= Christian Schnabel =

German designer and inventor

Christian Leberecht Schnabel (May 13, 1878 – January 29, 1936) was a German designer and inventor.

==Biography==
Schnabel was son of a German blacksmith and Russian seamstress. He was known for his original and innovative inventions. This made him an ideal victim of satire, from time to time Schnabel himself was asked to appear in smaller Cabaret-Shows and even a meeting with famous author Erich Kästner. Kästner was impressed by Schnabel and published a poem after his death about him in the book Dr. Erich Kästners lyrische Hausapotheke (1936).
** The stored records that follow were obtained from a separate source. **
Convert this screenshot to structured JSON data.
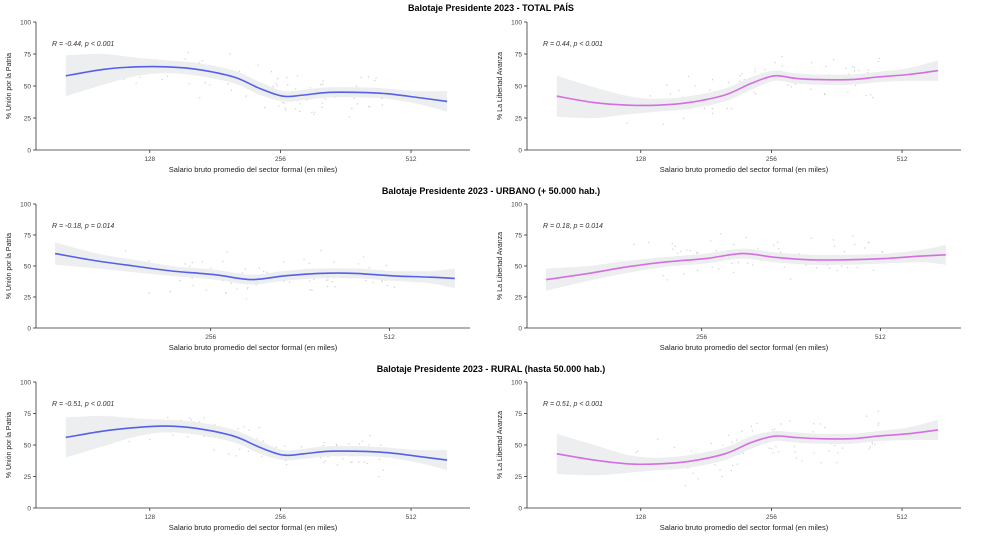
{
  "colors": {
    "blue": "#5560e6",
    "pink": "#d56ee0",
    "band": "#e9ebec",
    "point": "#bdbdbd"
  },
  "sections": [
    {
      "title": "Balotaje Presidente 2023 - TOTAL PAÍS"
    },
    {
      "title": "Balotaje Presidente 2023 - URBANO (+ 50.000 hab.)"
    },
    {
      "title": "Balotaje Presidente 2023 - RURAL (hasta 50.000 hab.)"
    }
  ],
  "chart_data": [
    {
      "type": "line",
      "section": 0,
      "color_key": "blue",
      "xlabel": "Salario bruto promedio del sector formal (en miles)",
      "ylabel": "% Unión por la Patria",
      "annotation": "R = -0.44, p < 0.001",
      "xscale": "log2",
      "xlim": [
        70,
        700
      ],
      "ylim": [
        0,
        100
      ],
      "xticks": [
        128,
        256,
        512
      ],
      "yticks": [
        0,
        25,
        50,
        75,
        100
      ],
      "series": [
        {
          "points": [
            [
              82,
              58
            ],
            [
              100,
              63
            ],
            [
              120,
              65
            ],
            [
              140,
              65
            ],
            [
              165,
              63
            ],
            [
              200,
              57
            ],
            [
              230,
              48
            ],
            [
              260,
              42
            ],
            [
              290,
              43
            ],
            [
              330,
              45
            ],
            [
              390,
              45
            ],
            [
              450,
              44
            ],
            [
              530,
              41
            ],
            [
              620,
              38
            ]
          ]
        }
      ],
      "band": [
        16,
        12,
        7,
        5,
        5,
        5,
        5,
        4,
        4,
        4,
        4,
        4,
        5,
        8
      ]
    },
    {
      "type": "line",
      "section": 0,
      "color_key": "pink",
      "xlabel": "Salario bruto promedio del sector formal (en miles)",
      "ylabel": "% La Libertad Avanza",
      "annotation": "R = 0.44, p < 0.001",
      "xscale": "log2",
      "xlim": [
        70,
        700
      ],
      "ylim": [
        0,
        100
      ],
      "xticks": [
        128,
        256,
        512
      ],
      "yticks": [
        0,
        25,
        50,
        75,
        100
      ],
      "series": [
        {
          "points": [
            [
              82,
              42
            ],
            [
              100,
              37
            ],
            [
              120,
              35
            ],
            [
              140,
              35
            ],
            [
              165,
              37
            ],
            [
              200,
              43
            ],
            [
              230,
              52
            ],
            [
              260,
              58
            ],
            [
              290,
              56
            ],
            [
              330,
              55
            ],
            [
              390,
              55
            ],
            [
              450,
              57
            ],
            [
              530,
              59
            ],
            [
              620,
              62
            ]
          ]
        }
      ],
      "band": [
        16,
        12,
        7,
        5,
        5,
        5,
        5,
        4,
        4,
        4,
        4,
        4,
        5,
        8
      ]
    },
    {
      "type": "line",
      "section": 1,
      "color_key": "blue",
      "xlabel": "Salario bruto promedio del sector formal (en miles)",
      "ylabel": "% Unión por la Patria",
      "annotation": "R = -0.18, p = 0.014",
      "xscale": "log2",
      "xlim": [
        130,
        700
      ],
      "ylim": [
        0,
        100
      ],
      "xticks": [
        256,
        512
      ],
      "yticks": [
        0,
        25,
        50,
        75,
        100
      ],
      "series": [
        {
          "points": [
            [
              140,
              60
            ],
            [
              165,
              54
            ],
            [
              190,
              50
            ],
            [
              220,
              46
            ],
            [
              260,
              43
            ],
            [
              300,
              39
            ],
            [
              340,
              42
            ],
            [
              390,
              44
            ],
            [
              450,
              44
            ],
            [
              520,
              42
            ],
            [
              600,
              41
            ],
            [
              660,
              40
            ]
          ]
        }
      ],
      "band": [
        9,
        6,
        5,
        4,
        4,
        4,
        4,
        4,
        4,
        4,
        5,
        8
      ]
    },
    {
      "type": "line",
      "section": 1,
      "color_key": "pink",
      "xlabel": "Salario bruto promedio del sector formal (en miles)",
      "ylabel": "% La Libertad Avanza",
      "annotation": "R = 0.18, p = 0.014",
      "xscale": "log2",
      "xlim": [
        130,
        700
      ],
      "ylim": [
        0,
        100
      ],
      "xticks": [
        256,
        512
      ],
      "yticks": [
        0,
        25,
        50,
        75,
        100
      ],
      "series": [
        {
          "points": [
            [
              140,
              39
            ],
            [
              165,
              44
            ],
            [
              190,
              49
            ],
            [
              220,
              53
            ],
            [
              260,
              56
            ],
            [
              300,
              60
            ],
            [
              340,
              57
            ],
            [
              390,
              55
            ],
            [
              450,
              55
            ],
            [
              520,
              56
            ],
            [
              600,
              58
            ],
            [
              660,
              59
            ]
          ]
        }
      ],
      "band": [
        9,
        6,
        5,
        4,
        4,
        4,
        4,
        4,
        4,
        4,
        5,
        8
      ]
    },
    {
      "type": "line",
      "section": 2,
      "color_key": "blue",
      "xlabel": "Salario bruto promedio del sector formal (en miles)",
      "ylabel": "% Unión por la Patria",
      "annotation": "R = -0.51, p < 0.001",
      "xscale": "log2",
      "xlim": [
        70,
        700
      ],
      "ylim": [
        0,
        100
      ],
      "xticks": [
        128,
        256,
        512
      ],
      "yticks": [
        0,
        25,
        50,
        75,
        100
      ],
      "series": [
        {
          "points": [
            [
              82,
              56
            ],
            [
              100,
              61
            ],
            [
              120,
              64
            ],
            [
              140,
              65
            ],
            [
              165,
              63
            ],
            [
              200,
              57
            ],
            [
              230,
              48
            ],
            [
              260,
              42
            ],
            [
              290,
              43
            ],
            [
              330,
              45
            ],
            [
              390,
              45
            ],
            [
              450,
              44
            ],
            [
              530,
              41
            ],
            [
              620,
              38
            ]
          ]
        }
      ],
      "band": [
        16,
        12,
        7,
        5,
        5,
        5,
        5,
        4,
        4,
        4,
        4,
        4,
        5,
        8
      ]
    },
    {
      "type": "line",
      "section": 2,
      "color_key": "pink",
      "xlabel": "Salario bruto promedio del sector formal (en miles)",
      "ylabel": "% La Libertad Avanza",
      "annotation": "R = 0.51, p < 0.001",
      "xscale": "log2",
      "xlim": [
        70,
        700
      ],
      "ylim": [
        0,
        100
      ],
      "xticks": [
        128,
        256,
        512
      ],
      "yticks": [
        0,
        25,
        50,
        75,
        100
      ],
      "series": [
        {
          "points": [
            [
              82,
              43
            ],
            [
              100,
              38
            ],
            [
              120,
              35
            ],
            [
              140,
              35
            ],
            [
              165,
              37
            ],
            [
              200,
              43
            ],
            [
              230,
              52
            ],
            [
              260,
              57
            ],
            [
              290,
              56
            ],
            [
              330,
              55
            ],
            [
              390,
              55
            ],
            [
              450,
              57
            ],
            [
              530,
              59
            ],
            [
              620,
              62
            ]
          ]
        }
      ],
      "band": [
        16,
        12,
        7,
        5,
        5,
        5,
        5,
        4,
        4,
        4,
        4,
        4,
        5,
        8
      ]
    }
  ]
}
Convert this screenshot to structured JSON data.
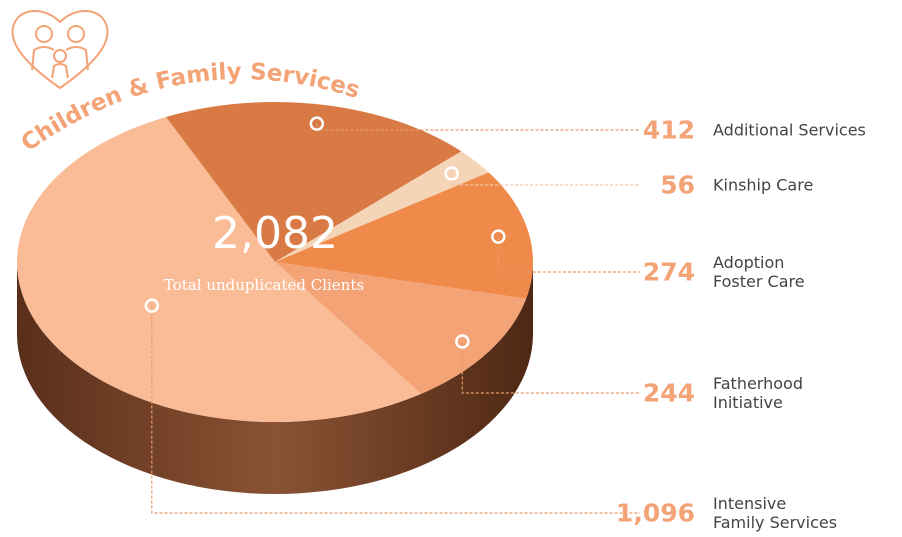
{
  "chart_data": {
    "type": "pie",
    "title": "Children & Family Services",
    "total_label": "2,082",
    "total_caption": "Total unduplicated Clients",
    "categories": [
      "Additional Services",
      "Kinship Care",
      "Adoption\nFoster Care",
      "Fatherhood\nInitiative",
      "Intensive\nFamily Services"
    ],
    "values": [
      412,
      56,
      274,
      244,
      1096
    ],
    "value_labels": [
      "412",
      "56",
      "274",
      "244",
      "1,096"
    ],
    "colors": [
      "#d97a45",
      "#f5d5b8",
      "#f08a4b",
      "#f4a377",
      "#f9bc96"
    ]
  }
}
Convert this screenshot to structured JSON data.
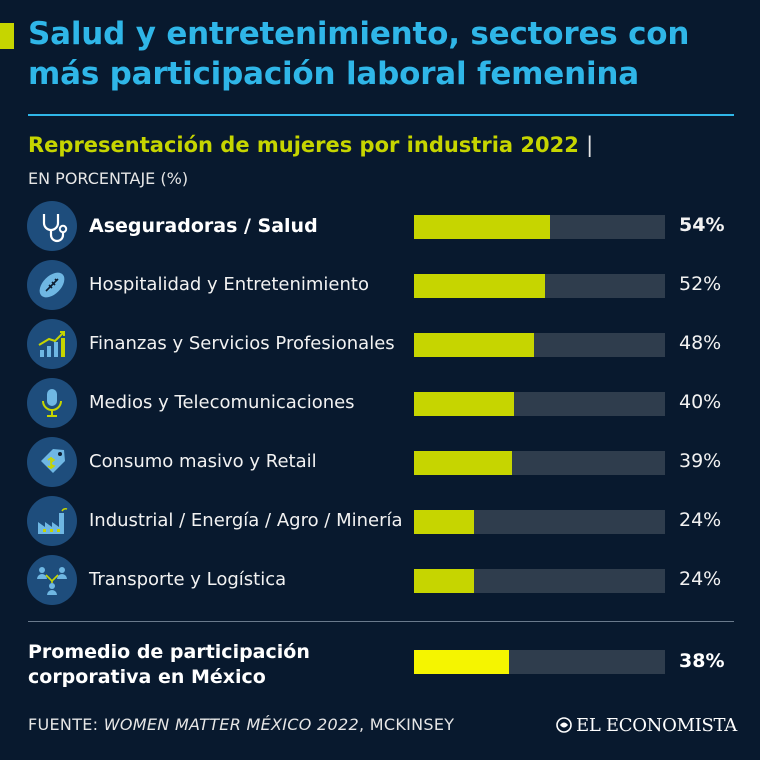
{
  "header": {
    "title": "Salud y entretenimiento, sectores con más participación laboral femenina",
    "subtitle": "Representación de mujeres por industria 2022",
    "subtitle_separator": "|",
    "unit_label": "EN PORCENTAJE (%)"
  },
  "colors": {
    "background": "#08192e",
    "title": "#2fb6e8",
    "bar": "#c6d500",
    "bar_track": "#2f3d4d",
    "average_bar": "#f5f500",
    "icon_circle": "#1e4d7c"
  },
  "chart_data": {
    "type": "bar",
    "orientation": "horizontal",
    "title": "Representación de mujeres por industria 2022",
    "unit": "EN PORCENTAJE (%)",
    "xlim": [
      0,
      100
    ],
    "categories": [
      "Aseguradoras / Salud",
      "Hospitalidad y Entretenimiento",
      "Finanzas y Servicios Profesionales",
      "Medios y Telecomunicaciones",
      "Consumo masivo y Retail",
      "Industrial / Energía / Agro / Minería",
      "Transporte y Logística"
    ],
    "values": [
      54,
      52,
      48,
      40,
      39,
      24,
      24
    ],
    "value_labels": [
      "54%",
      "52%",
      "48%",
      "40%",
      "39%",
      "24%",
      "24%"
    ],
    "icons": [
      "stethoscope-icon",
      "football-icon",
      "growth-chart-icon",
      "microphone-icon",
      "price-tag-icon",
      "factory-icon",
      "team-network-icon"
    ],
    "highlighted": [
      true,
      false,
      false,
      false,
      false,
      false,
      false
    ],
    "average": {
      "label": "Promedio de participación corporativa en México",
      "value": 38,
      "value_label": "38%"
    }
  },
  "footer": {
    "source_prefix": "FUENTE:",
    "source_title": "WOMEN MATTER MÉXICO 2022",
    "source_suffix": ", MCKINSEY",
    "brand": "EL ECONOMISTA"
  }
}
Later Schnabel was mentioned as one example for "the funny Germans" in an anthology.
"The easy is the most difficult" is a famous word of Schnabel and it also became the principle of his life: Schnabel mostly experimented on everyday objects trying to improve them. Especially his simplistic food cutleries, which reached from a mixture between fork and knife up to a fork with only one prong became virtually legendary. Earning laughs for such inventions in his lifetime, today there are in more extensive cutlery sets not seldom found parts which are not unlike the Schnabel-Inventions around the turn of the century. Nevertheless, it seems to be possible, that Schnabel never wanted to invent useful objects and must be seen as a kind of early performance artist.